The Viscount of Noailles bought this oil. Invisible Sleeping Woman, Horse, Lion must be considered the most important painting after The Invisible Man among Dali's early experiments with double images. The permanent theme which predominates over all the others is that of the persistence of desires.
Speaking of this picture, Dali has given a definition:
The double image (the example of which may be that of the image of the horse alone which is at the same time the image of a woman) can be prolonged, continuing the paranoiac process, the existence of another obsessive idea being then sufficient to make a third image appear (the image of a lion, for example) and so forth, until the concurrence of a number of images, limited only by the degree of the capacity for paranoiac thought."

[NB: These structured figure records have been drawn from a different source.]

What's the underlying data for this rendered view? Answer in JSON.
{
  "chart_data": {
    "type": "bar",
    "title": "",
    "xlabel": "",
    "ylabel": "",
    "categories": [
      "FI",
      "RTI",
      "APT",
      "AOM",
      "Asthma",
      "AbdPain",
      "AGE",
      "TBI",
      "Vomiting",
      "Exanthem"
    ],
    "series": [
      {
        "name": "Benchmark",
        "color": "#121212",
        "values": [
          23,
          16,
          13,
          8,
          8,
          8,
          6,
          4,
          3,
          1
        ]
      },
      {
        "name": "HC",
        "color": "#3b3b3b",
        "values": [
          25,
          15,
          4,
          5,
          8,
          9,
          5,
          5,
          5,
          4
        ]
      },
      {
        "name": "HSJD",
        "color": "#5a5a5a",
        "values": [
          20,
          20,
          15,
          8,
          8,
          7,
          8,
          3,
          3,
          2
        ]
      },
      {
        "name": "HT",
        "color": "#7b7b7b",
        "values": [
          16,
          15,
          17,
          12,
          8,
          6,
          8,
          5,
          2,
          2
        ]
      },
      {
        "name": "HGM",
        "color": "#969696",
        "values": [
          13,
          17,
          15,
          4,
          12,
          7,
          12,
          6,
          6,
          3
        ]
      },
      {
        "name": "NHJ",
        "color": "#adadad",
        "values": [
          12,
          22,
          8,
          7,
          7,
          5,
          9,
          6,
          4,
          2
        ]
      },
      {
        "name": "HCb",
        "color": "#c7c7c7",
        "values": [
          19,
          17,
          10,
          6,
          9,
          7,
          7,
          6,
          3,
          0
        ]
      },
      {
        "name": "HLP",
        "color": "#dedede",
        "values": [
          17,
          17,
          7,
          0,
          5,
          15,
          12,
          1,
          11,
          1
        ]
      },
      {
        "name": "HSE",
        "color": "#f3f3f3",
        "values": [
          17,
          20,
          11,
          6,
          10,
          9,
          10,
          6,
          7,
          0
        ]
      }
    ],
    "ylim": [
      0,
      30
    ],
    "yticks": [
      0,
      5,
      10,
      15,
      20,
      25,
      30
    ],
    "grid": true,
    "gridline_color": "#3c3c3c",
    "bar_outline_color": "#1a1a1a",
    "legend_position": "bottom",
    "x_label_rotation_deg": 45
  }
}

The violently erotic character of the group of fellates metamorphosed into the forelegs and the head of the horse is veiled by the immutable aspect of the ensemble, obtained with the help of an absence of dense shadows and violent colors, as well as by the geological character of the forms. Dali said of these models: "They are always boats which seem to be drawn by exhausted fishermen, by fossil fishermen."
Salvador Dali painted three pictures of the same subject with different titles. One of the three was destroyed during the demonstrations which broke out when the film L'Age d'or was being shown at Studio 28 in Paris on December 3,1930.